Ritchie, Underwater Music: This piece was composed on a commission from the Auckland Sinfonietta and first performed by them in 1994. Ritchie was asked to make the sea his theme, to reflect the Sinfonietta's concert venue by the beach in Takapuna. The first movement, "Seahorses", captures the seahorses' gently undulating movements, contrasted with the sea's assertive ebb and flow. The second movement, "Stingrays", suggests the slow gliding and flapping motion of the rays through the water. The third movement, "Dolphins", depicts these animals' bold upward-sweeping gestures. A baby dolphin steals the show, concluding the movement with a blow of air from its blowhole. (This note adapted from material published by RNZ.)
Donizetti, Sinfonia Concertata in D Major: Domenico Gaetano Maria Donizetti (1797 – 1848) is best known as a composer of operas.
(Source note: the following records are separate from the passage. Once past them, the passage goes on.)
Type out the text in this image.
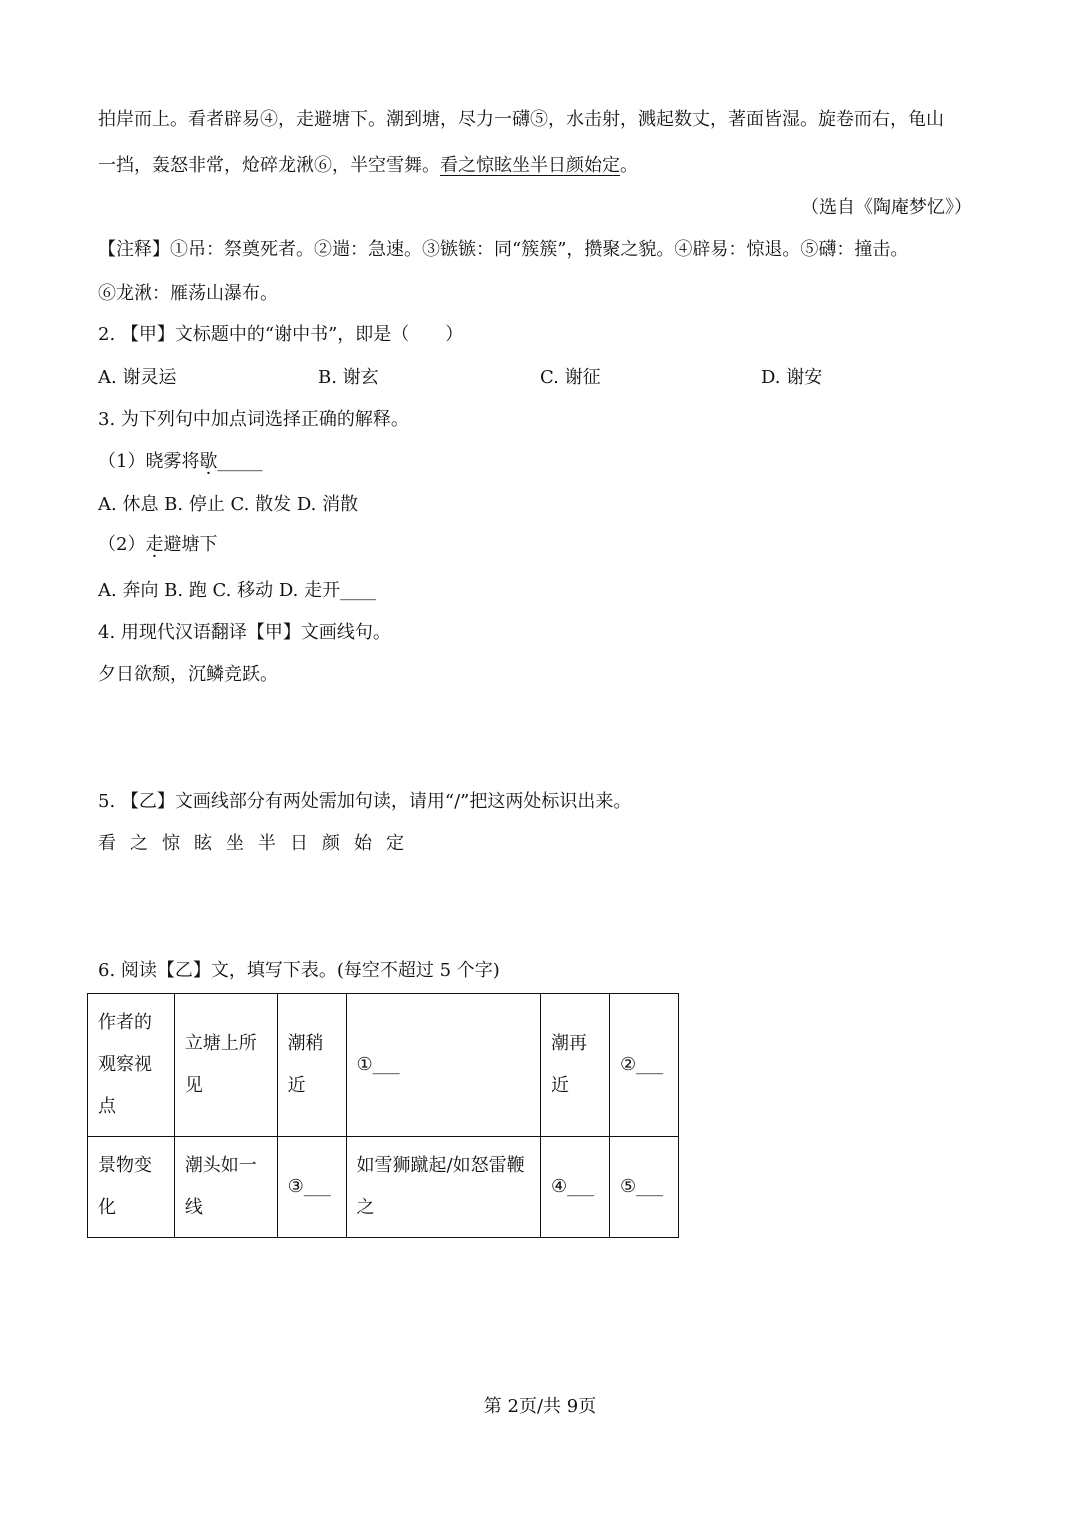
拍岸而上。看者辟易④，走避塘下。潮到塘，尽力一礴⑤，水击射，溅起数丈，著面皆湿。旋卷而右，龟山
一挡，轰怒非常，炝碎龙湫⑥，半空雪舞。看之惊眩坐半日颜始定。
（选自《陶庵梦忆》）
【注释】①吊：祭奠死者。②遄：急速。③镞镞：同“簇簇”，攒聚之貌。④辟易：惊退。⑤礴：撞击。
⑥龙湫：雁荡山瀑布。
2. 【甲】文标题中的“谢中书”，即是（　　）
A. 谢灵运	B. 谢玄	C. 谢征	D. 谢安
3. 为下列句中加点词选择正确的解释。
（1）晓雾将歇_____
A. 休息 B. 停止 C. 散发 D. 消散
（2）走避塘下
A. 奔向 B. 跑 C. 移动 D. 走开____
4. 用现代汉语翻译【甲】文画线句。
夕日欲颓，沉鳞竞跃。
5. 【乙】文画线部分有两处需加句读，请用“/”把这两处标识出来。
看之惊眩坐半日颜始定
6. 阅读【乙】文，填写下表。(每空不超过 5 个字)
作者的观察视点	立塘上所见	潮稍近	①___	潮再近	②___
景物变化	潮头如一线	③___	如雪狮蹴起/如怒雷鞭之	④___	⑤___
第 2页/共 9页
He was second only to Rossini in his lifetime. However, he also composed in symphonic form. His overture-like Sinfonia concertata is a fine rousing example of his work. A conventional slow introduction soon gives way to a vigorous allegro.
We can now announce that concerts by the Youth Orchestra and the Sinfonia are planned to go ahead over the remainder of 2020.
Our August concert will feature both orchestras in a Lucky Dip of Classical Favourites.
The October concert (date and venue to be announced) will be given by the Manawatu Youth Orchestra and will include movements from pieces featuring violin and cello soloists.
The Sinfonia's November concert will feature conductor Martin Riseley with brilliant young violin soloist Nick Majic.
The Sinfonia will hold what was to be this year's May concert with Peter van Drimmelen (conductor) and Emma Minchin (flautist) in May 2021.
Later in 2021 the Sinfonia hopes to do a celebration of Beethoven's 250th, featuring the Emperor concerto played and conducted by Andrew Atkins, along with some of the most memorable movements from four of Beethoven's symphonies. (This might seem like a belated celebration but not to worry, Beethoven will still be 250!)